Driving the news: The inflation-driven increase in 401(k) contributions is far from the only good news for well-heeled savers and the financial-services firms that manage their money. The omnibus act passed at the end of December included other key provisions, including:

  • Retirees can now wait until they’re 73 before they need to start withdrawing money from their 401(k) fund; in 2019, that age was 70½. By 2033, it’ll be 75.
  • Many 401(k) plans will become opt-out, rather than opt-in, nudging workers to save more for retirement.
  • Workers over 50 can make pre-tax catch-up contributions of $7,500 a year to their 401(k) — over and above the normal $22,500 maximum. In 2025, that number rises to $11,250 for workers over 60.

By the numbers: These changes will only increase the degree to which retirement tax expenditures are targeted at the rich.

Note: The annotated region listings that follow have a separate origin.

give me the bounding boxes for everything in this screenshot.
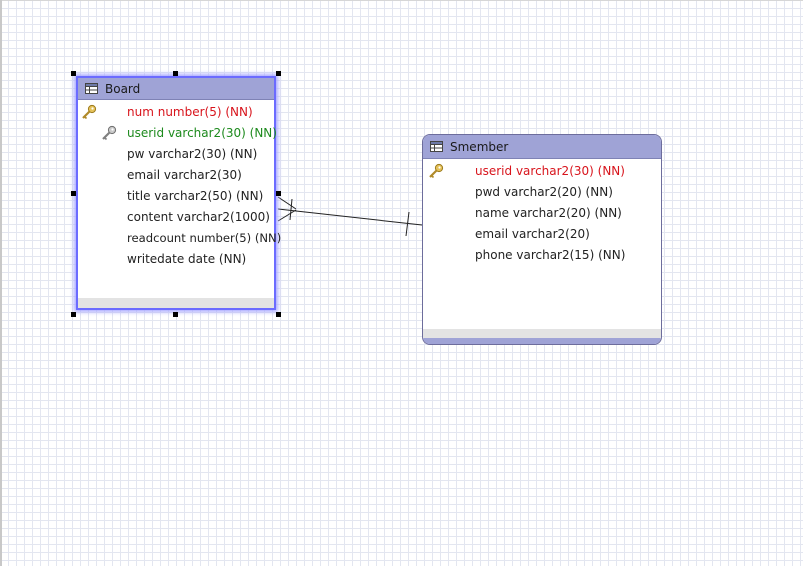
column-row[interactable]: writedate date (NN) [78, 249, 274, 270]
column-row[interactable]: email varchar2(20) [423, 224, 661, 245]
selection-handle[interactable] [276, 191, 281, 196]
selection-handle[interactable] [71, 191, 76, 196]
column-text: content varchar2(1000) [127, 210, 270, 224]
entity-title: Board [105, 81, 141, 96]
column-text: pw varchar2(30) (NN) [127, 147, 258, 161]
column-text: name varchar2(20) (NN) [475, 206, 622, 220]
column-row[interactable]: readcount number(5) (NN) [78, 228, 281, 249]
column-row[interactable]: email varchar2(30) [78, 165, 274, 186]
column-text: userid varchar2(30) (NN) [127, 126, 277, 140]
gray-key-icon [102, 125, 117, 141]
column-row[interactable]: userid varchar2(30) (NN) [423, 161, 661, 182]
column-row[interactable]: num number(5) (NN) [78, 102, 274, 123]
selection-handle[interactable] [173, 71, 178, 76]
column-text: writedate date (NN) [127, 252, 247, 266]
column-row[interactable]: content varchar2(1000) [78, 207, 274, 228]
column-text: phone varchar2(15) (NN) [475, 248, 626, 262]
selection-handle[interactable] [276, 71, 281, 76]
entity-board[interactable]: Board num number(5) (NN) userid varchar2… [76, 76, 281, 310]
entity-footer [78, 298, 274, 308]
column-row[interactable]: phone varchar2(15) (NN) [423, 245, 661, 266]
column-row[interactable]: title varchar2(50) (NN) [78, 186, 274, 207]
column-text: email varchar2(20) [475, 227, 590, 241]
entity-header[interactable]: Smember [423, 135, 661, 159]
gold-key-icon [429, 163, 444, 179]
column-row[interactable]: pwd varchar2(20) (NN) [423, 182, 661, 203]
column-row[interactable]: pw varchar2(30) (NN) [78, 144, 274, 165]
column-row[interactable]: name varchar2(20) (NN) [423, 203, 661, 224]
column-text: num number(5) (NN) [127, 105, 253, 119]
relationship-line[interactable] [277, 208, 423, 226]
table-icon [85, 83, 98, 94]
column-row[interactable]: userid varchar2(30) (NN) [78, 123, 277, 144]
selection-handle[interactable] [173, 312, 178, 317]
column-text: readcount number(5) (NN) [127, 231, 282, 245]
entity-bottom-band [423, 338, 661, 344]
gold-key-icon [82, 104, 97, 120]
entity-title: Smember [450, 139, 509, 154]
entity-header[interactable]: Board [78, 78, 274, 100]
column-text: pwd varchar2(20) (NN) [475, 185, 613, 199]
column-text: title varchar2(50) (NN) [127, 189, 264, 203]
selection-handle[interactable] [71, 71, 76, 76]
table-icon [430, 141, 443, 152]
selection-handle[interactable] [276, 312, 281, 317]
column-text: userid varchar2(30) (NN) [475, 164, 625, 178]
entity-smember[interactable]: Smember userid varchar2(30) (NN) pwd var… [422, 134, 662, 345]
selection-handle[interactable] [71, 312, 76, 317]
column-text: email varchar2(30) [127, 168, 242, 182]
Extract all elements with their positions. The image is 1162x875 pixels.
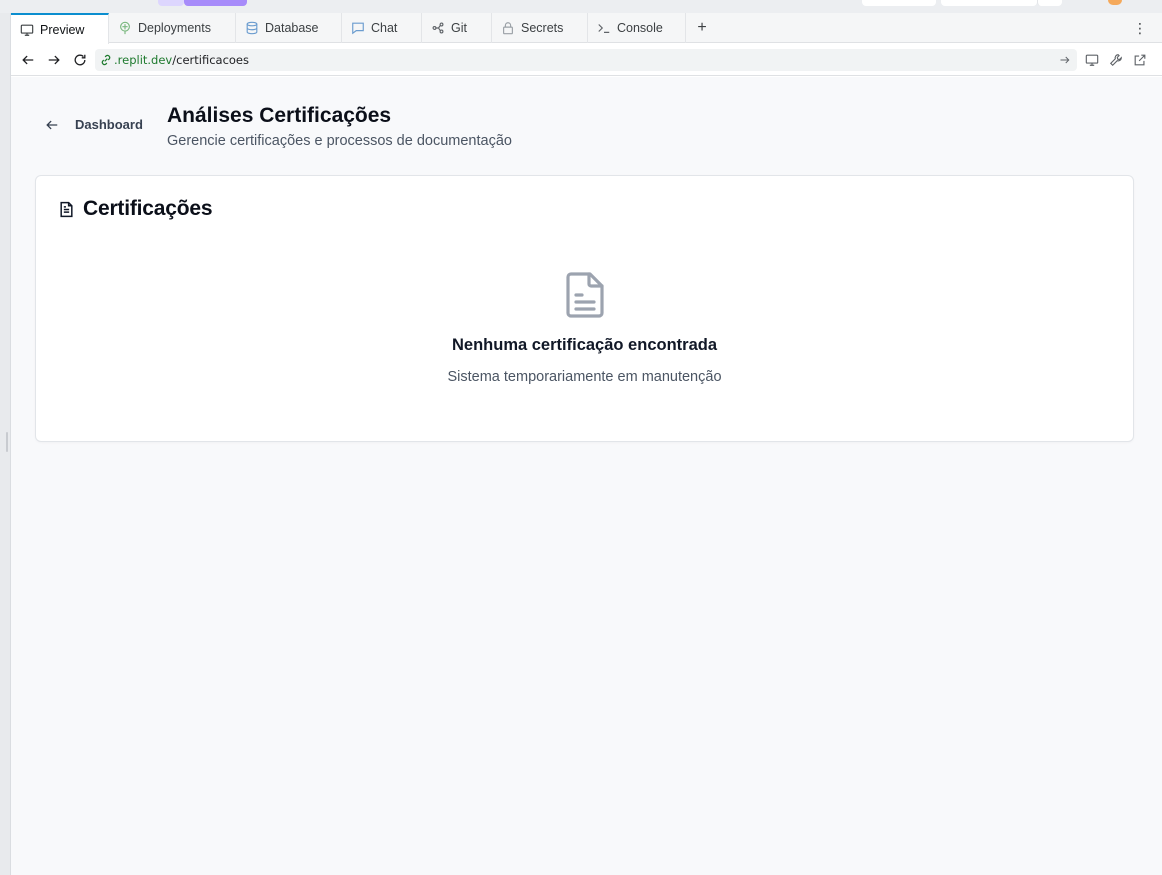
- add-tab-button[interactable]: +: [694, 13, 710, 43]
- preview-content: Dashboard Análises Certificações Gerenci…: [11, 77, 1162, 875]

Even before they came into law, 87% of retirement tax benefits went to the top 40% of taxpayers.

The big picture: For retirement security to make its way to the 33% of Americans who have no access to retirement plans at all, something more ambitious is needed — something like the Retirement Savings for Americans Act proposed by members of Congress in both houses and from both parties.

  • The bill effectively copies the idea I wrote about in March 2021, of automatically enrolling lower-paid American workers into the government’s excellent Thrift Savings Plan.

  • It includes a tax credit that effectively acts as a government 401(k) match that can double contributions up to 5% of income.
  • The contributions phase out once workers start earning more than 150% of the median wage, or 200% for joint filers.
  • Because the savings plan is operated by the government, workers can switch from job to job as much as they like, or even have multiple jobs at once, all contributing to a single plan.

The bottom line: Congress has done a good job of boosting the retirement accounts of rich Americans. Poor Americans, however, remain left behind.